Conclusions, limitations, and perspectives

This review emphasizes the importance of microglia, which are located in the inflammatory environment within the CNS, in establishing a connection between neuroinflammation and α-synucleinopathies associated with PD. The exact mechanism by which disruption of microglial homeostasis contributes to α-synucleinopathy is still under investigation, but several findings suggest that microglia may act as regulators of this process. Despite the wealth of information presented in this review regarding microglia-related pathological changes, there remains significant uncertainty surrounding the specific states of microglia and their role in the pathogenesis of PD. Additionally, recent research has highlighted distinct functional variations among microglial phenotypes across different brain regions, potentially contributing to the unique patterns of microglial-mediated inflammation in PD [239]. The complexity of cellular phenotypes extends beyond conventional classifications, suggesting that further investigation is imperative for elucidating inflammation signatures associated with neurodegenerative diseases [240]. Therefore, develo** enhanced methods such as scRNA-seq or spatial transcriptomics for characterizing microglial signatures in humans or disease models would be highly advantageous to the field.

Several large-scale epidemiological and clinical studies have provided limited evidence of a relationship between intestinal diseases, gut-targeted interventions, microbiome changes, microglial homeostasis, and α-synucleinopathies [241]. Inflammation in the gut contributes to disease development through systemic mechanisms such as increased cytokine production, disruption of the blood brain barrier, migration of inflammatory cells into the brain, and activation of microglia according to studies of PD patient biopsies and fecal samples. Identifying gut microbes and metabolites that cause the disease is extremely challenging [242], as they can act independently or exert enhancing or counteracting effects within the microbial community. However, recent advances in technical and computational tools used to investigate the composition and function of the microbiome could facilitate the analysis of variations in the influence of host-associated microbial communities [243] and may provide clues for understanding the communication between the microbiome and microglia in the progression of α-synucleinopathies.

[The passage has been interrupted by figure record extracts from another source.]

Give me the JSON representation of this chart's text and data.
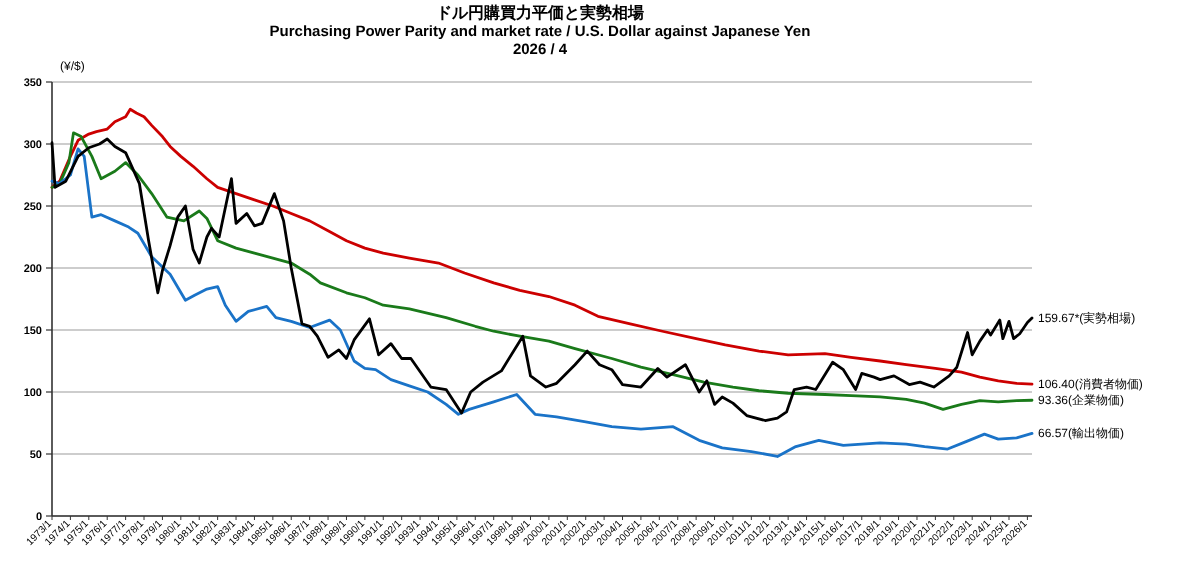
{
  "chart_data": {
    "type": "line",
    "title": "ドル円購買力平価と実勢相場",
    "subtitle": "Purchasing Power Parity and market rate / U.S. Dollar against Japanese Yen",
    "annotations": [
      "2026 / 4"
    ],
    "ylabel": "(¥/$)",
    "grid": "y",
    "xlim": [
      "1973-01",
      "2026-04"
    ],
    "ylim": [
      0,
      350
    ],
    "yticks": [
      0,
      50,
      100,
      150,
      200,
      250,
      300,
      350
    ],
    "xticks": [
      {
        "value": "1973-01",
        "label": "1973/1"
      },
      {
        "value": "1974-01",
        "label": "1974/1"
      },
      {
        "value": "1975-01",
        "label": "1975/1"
      },
      {
        "value": "1976-01",
        "label": "1976/1"
      },
      {
        "value": "1977-01",
        "label": "1977/1"
      },
      {
        "value": "1978-01",
        "label": "1978/1"
      },
      {
        "value": "1979-01",
        "label": "1979/1"
      },
      {
        "value": "1980-01",
        "label": "1980/1"
      },
      {
        "value": "1981-01",
        "label": "1981/1"
      },
      {
        "value": "1982-01",
        "label": "1982/1"
      },
      {
        "value": "1983-01",
        "label": "1983/1"
      },
      {
        "value": "1984-01",
        "label": "1984/1"
      },
      {
        "value": "1985-01",
        "label": "1985/1"
      },
      {
        "value": "1986-01",
        "label": "1986/1"
      },
      {
        "value": "1987-01",
        "label": "1987/1"
      },
      {
        "value": "1988-01",
        "label": "1988/1"
      },
      {
        "value": "1989-01",
        "label": "1989/1"
      },
      {
        "value": "1990-01",
        "label": "1990/1"
      },
      {
        "value": "1991-01",
        "label": "1991/1"
      },
      {
        "value": "1992-01",
        "label": "1992/1"
      },
      {
        "value": "1993-01",
        "label": "1993/1"
      },
      {
        "value": "1994-01",
        "label": "1994/1"
      },
      {
        "value": "1995-01",
        "label": "1995/1"
      },
      {
        "value": "1996-01",
        "label": "1996/1"
      },
      {
        "value": "1997-01",
        "label": "1997/1"
      },
      {
        "value": "1998-01",
        "label": "1998/1"
      },
      {
        "value": "1999-01",
        "label": "1999/1"
      },
      {
        "value": "2000-01",
        "label": "2000/1"
      },
      {
        "value": "2001-01",
        "label": "2001/1"
      },
      {
        "value": "2002-01",
        "label": "2002/1"
      },
      {
        "value": "2003-01",
        "label": "2003/1"
      },
      {
        "value": "2004-01",
        "label": "2004/1"
      },
      {
        "value": "2005-01",
        "label": "2005/1"
      },
      {
        "value": "2006-01",
        "label": "2006/1"
      },
      {
        "value": "2007-01",
        "label": "2007/1"
      },
      {
        "value": "2008-01",
        "label": "2008/1"
      },
      {
        "value": "2009-01",
        "label": "2009/1"
      },
      {
        "value": "2010-01",
        "label": "2010/1"
      },
      {
        "value": "2011-01",
        "label": "2011/1"
      },
      {
        "value": "2012-01",
        "label": "2012/1"
      },
      {
        "value": "2013-01",
        "label": "2013/1"
      },
      {
        "value": "2014-01",
        "label": "2014/1"
      },
      {
        "value": "2015-01",
        "label": "2015/1"
      },
      {
        "value": "2016-01",
        "label": "2016/1"
      },
      {
        "value": "2017-01",
        "label": "2017/1"
      },
      {
        "value": "2018-01",
        "label": "2018/1"
      },
      {
        "value": "2019-01",
        "label": "2019/1"
      },
      {
        "value": "2020-01",
        "label": "2020/1"
      },
      {
        "value": "2021-01",
        "label": "2021/1"
      },
      {
        "value": "2022-01",
        "label": "2022/1"
      },
      {
        "value": "2023-01",
        "label": "2023/1"
      },
      {
        "value": "2024-01",
        "label": "2024/1"
      },
      {
        "value": "2025-01",
        "label": "2025/1"
      },
      {
        "value": "2026-01",
        "label": "2026/1"
      }
    ],
    "series": [
      {
        "name": "106.40(消費者物価)",
        "color": "#cc0000",
        "x": [
          "1973-01",
          "1973-06",
          "1974-01",
          "1974-06",
          "1975-01",
          "1975-06",
          "1976-01",
          "1976-06",
          "1977-01",
          "1977-04",
          "1977-08",
          "1978-01",
          "1978-06",
          "1979-01",
          "1979-06",
          "1980-01",
          "1980-09",
          "1981-06",
          "1982-01",
          "1983-01",
          "1984-01",
          "1985-01",
          "1986-01",
          "1987-01",
          "1988-01",
          "1989-01",
          "1990-01",
          "1991-01",
          "1992-06",
          "1994-01",
          "1995-06",
          "1997-01",
          "1998-06",
          "2000-01",
          "2001-06",
          "2002-09",
          "2004-06",
          "2006-03",
          "2008-01",
          "2009-08",
          "2011-06",
          "2013-01",
          "2015-01",
          "2016-06",
          "2018-01",
          "2019-06",
          "2021-01",
          "2022-06",
          "2023-06",
          "2024-06",
          "2025-06",
          "2026-04"
        ],
        "values": [
          265,
          270,
          290,
          303,
          308,
          310,
          312,
          318,
          322,
          328,
          325,
          322,
          315,
          306,
          298,
          290,
          282,
          272,
          265,
          260,
          255,
          250,
          244,
          238,
          230,
          222,
          216,
          212,
          208,
          204,
          196,
          188,
          182,
          177,
          170,
          161,
          155,
          149,
          143,
          138,
          133,
          130,
          131,
          128,
          125,
          122,
          119,
          116,
          112,
          109,
          107,
          106.4
        ]
      },
      {
        "name": "93.36(企業物価)",
        "color": "#1a7a1a",
        "x": [
          "1973-01",
          "1973-06",
          "1973-12",
          "1974-03",
          "1974-08",
          "1975-03",
          "1975-09",
          "1976-06",
          "1977-01",
          "1977-09",
          "1978-06",
          "1979-04",
          "1980-03",
          "1981-01",
          "1981-06",
          "1982-01",
          "1983-01",
          "1984-01",
          "1985-01",
          "1986-01",
          "1987-01",
          "1987-08",
          "1989-01",
          "1990-01",
          "1991-01",
          "1992-06",
          "1994-06",
          "1996-01",
          "1997-01",
          "1998-06",
          "2000-01",
          "2001-06",
          "2003-06",
          "2005-01",
          "2006-10",
          "2008-06",
          "2010-01",
          "2011-06",
          "2013-01",
          "2015-01",
          "2016-06",
          "2018-01",
          "2019-06",
          "2020-06",
          "2021-06",
          "2022-06",
          "2023-06",
          "2024-06",
          "2025-06",
          "2026-04"
        ],
        "values": [
          265,
          268,
          285,
          309,
          306,
          290,
          272,
          278,
          285,
          275,
          260,
          241,
          238,
          246,
          240,
          222,
          216,
          212,
          208,
          204,
          195,
          188,
          180,
          176,
          170,
          167,
          160,
          153,
          149,
          145,
          141,
          135,
          127,
          120,
          114,
          108,
          104,
          101,
          99,
          98,
          97,
          96,
          94,
          91,
          86,
          90,
          93,
          92,
          93,
          93.36
        ]
      },
      {
        "name": "66.57(輸出物価)",
        "color": "#1a73c8",
        "x": [
          "1973-01",
          "1973-06",
          "1974-01",
          "1974-06",
          "1974-10",
          "1975-03",
          "1975-09",
          "1976-06",
          "1977-03",
          "1977-09",
          "1978-06",
          "1979-06",
          "1980-04",
          "1980-10",
          "1981-06",
          "1982-01",
          "1982-06",
          "1983-01",
          "1983-09",
          "1984-09",
          "1985-03",
          "1986-01",
          "1987-01",
          "1988-02",
          "1988-09",
          "1989-06",
          "1990-01",
          "1990-08",
          "1991-06",
          "1992-06",
          "1993-06",
          "1994-06",
          "1995-02",
          "1995-09",
          "1997-01",
          "1998-04",
          "1999-04",
          "2000-06",
          "2002-01",
          "2003-06",
          "2005-01",
          "2006-10",
          "2008-03",
          "2009-06",
          "2011-01",
          "2012-06",
          "2013-06",
          "2014-09",
          "2016-01",
          "2018-01",
          "2019-06",
          "2020-06",
          "2021-09",
          "2022-09",
          "2023-09",
          "2024-06",
          "2025-06",
          "2026-04"
        ],
        "values": [
          270,
          268,
          275,
          296,
          290,
          241,
          243,
          238,
          233,
          228,
          209,
          195,
          174,
          178,
          183,
          185,
          170,
          157,
          165,
          169,
          160,
          157,
          152,
          158,
          150,
          125,
          119,
          118,
          110,
          105,
          100,
          90,
          82,
          86,
          92,
          98,
          82,
          80,
          76,
          72,
          70,
          72,
          61,
          55,
          52,
          48,
          56,
          61,
          57,
          59,
          58,
          56,
          54,
          60,
          66,
          62,
          63,
          66.57
        ]
      },
      {
        "name": "159.67*(実勢相場)",
        "color": "#000000",
        "x": [
          "1973-01",
          "1973-03",
          "1973-10",
          "1974-06",
          "1975-01",
          "1975-08",
          "1976-01",
          "1976-06",
          "1977-01",
          "1977-10",
          "1978-04",
          "1978-10",
          "1979-01",
          "1979-06",
          "1979-11",
          "1980-04",
          "1980-09",
          "1981-01",
          "1981-06",
          "1981-09",
          "1982-02",
          "1982-10",
          "1983-01",
          "1983-08",
          "1984-01",
          "1984-06",
          "1985-02",
          "1985-08",
          "1986-01",
          "1986-08",
          "1987-01",
          "1987-06",
          "1988-01",
          "1988-08",
          "1989-01",
          "1989-06",
          "1990-04",
          "1990-10",
          "1991-06",
          "1992-01",
          "1992-07",
          "1993-08",
          "1994-06",
          "1995-04",
          "1995-10",
          "1996-06",
          "1997-06",
          "1998-08",
          "1999-01",
          "1999-11",
          "2000-06",
          "2001-06",
          "2002-02",
          "2002-10",
          "2003-06",
          "2004-01",
          "2005-01",
          "2005-12",
          "2006-06",
          "2007-06",
          "2008-03",
          "2008-08",
          "2009-01",
          "2009-06",
          "2010-01",
          "2010-10",
          "2011-10",
          "2012-06",
          "2012-12",
          "2013-05",
          "2014-01",
          "2014-07",
          "2015-06",
          "2016-01",
          "2016-09",
          "2017-01",
          "2017-09",
          "2018-01",
          "2018-10",
          "2019-08",
          "2020-03",
          "2020-12",
          "2021-10",
          "2022-03",
          "2022-10",
          "2023-01",
          "2023-06",
          "2023-11",
          "2024-01",
          "2024-07",
          "2024-09",
          "2025-01",
          "2025-04",
          "2025-08",
          "2026-01",
          "2026-04"
        ],
        "values": [
          301,
          265,
          270,
          290,
          297,
          300,
          304,
          298,
          293,
          268,
          222,
          180,
          198,
          218,
          241,
          250,
          215,
          204,
          225,
          232,
          225,
          272,
          236,
          244,
          234,
          236,
          260,
          238,
          200,
          155,
          153,
          145,
          128,
          134,
          127,
          142,
          159,
          130,
          139,
          127,
          127,
          104,
          102,
          83,
          100,
          108,
          117,
          145,
          113,
          104,
          107,
          122,
          133,
          122,
          118,
          106,
          104,
          119,
          112,
          122,
          100,
          109,
          90,
          96,
          91,
          81,
          77,
          79,
          84,
          102,
          104,
          102,
          124,
          118,
          102,
          115,
          112,
          110,
          113,
          106,
          108,
          104,
          113,
          120,
          148,
          130,
          141,
          150,
          146,
          158,
          143,
          157,
          143,
          147,
          156,
          159.67
        ]
      }
    ]
  }
}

The current understanding of microglial states and their involvement in α-synucleinopathies is derived from studies utilizing diverse animal models, cell culture systems, and human samples. Researchers have made significant progress in the field by reprogramming primary microglia from fresh postmortem brains of individuals with disease or stem cells obtained from human or animal models to become microglia-like cells, enabling access to more rapid and physiological findings [244]. Recent advances in the use of human induced pluripotent stem cell (iPSC)-derived microglia-like cells (iMGLs) have allowed successful recapitulation of disease phenotypes, providing a better understanding of the pathological roles of microglia in neurological diseases [245, 246]. Alternatively, the monocyte-derived microglia-like cell (MDMi) model is another in vitro culture system that  both recapitulates the genetic background of the humans from which the cells are derived [247] and allows for rapid large-scale cultivation. This system may be beneficial for exploring the interaction between the disruption of microglial homeostasis and disease progression [248, 249]. When investigating the disruption of microglial homeostasis and α-syn, model selection should be contingent on the context, with the model cells being cultured either alone or in combination with other cells, to obtain the most robust findings that reveal pertinent disease pathways. Furthermore, these findings should be cross-validated in other systems according to downstream applications to evaluate potential treatment methods.

In summary, microglia play a pivotal role in central inflammation, and the interaction of these cells with α-syn may contribute to the development of PD pathogenesis; thus, microglia are indispensable targets for therapeutic interventions.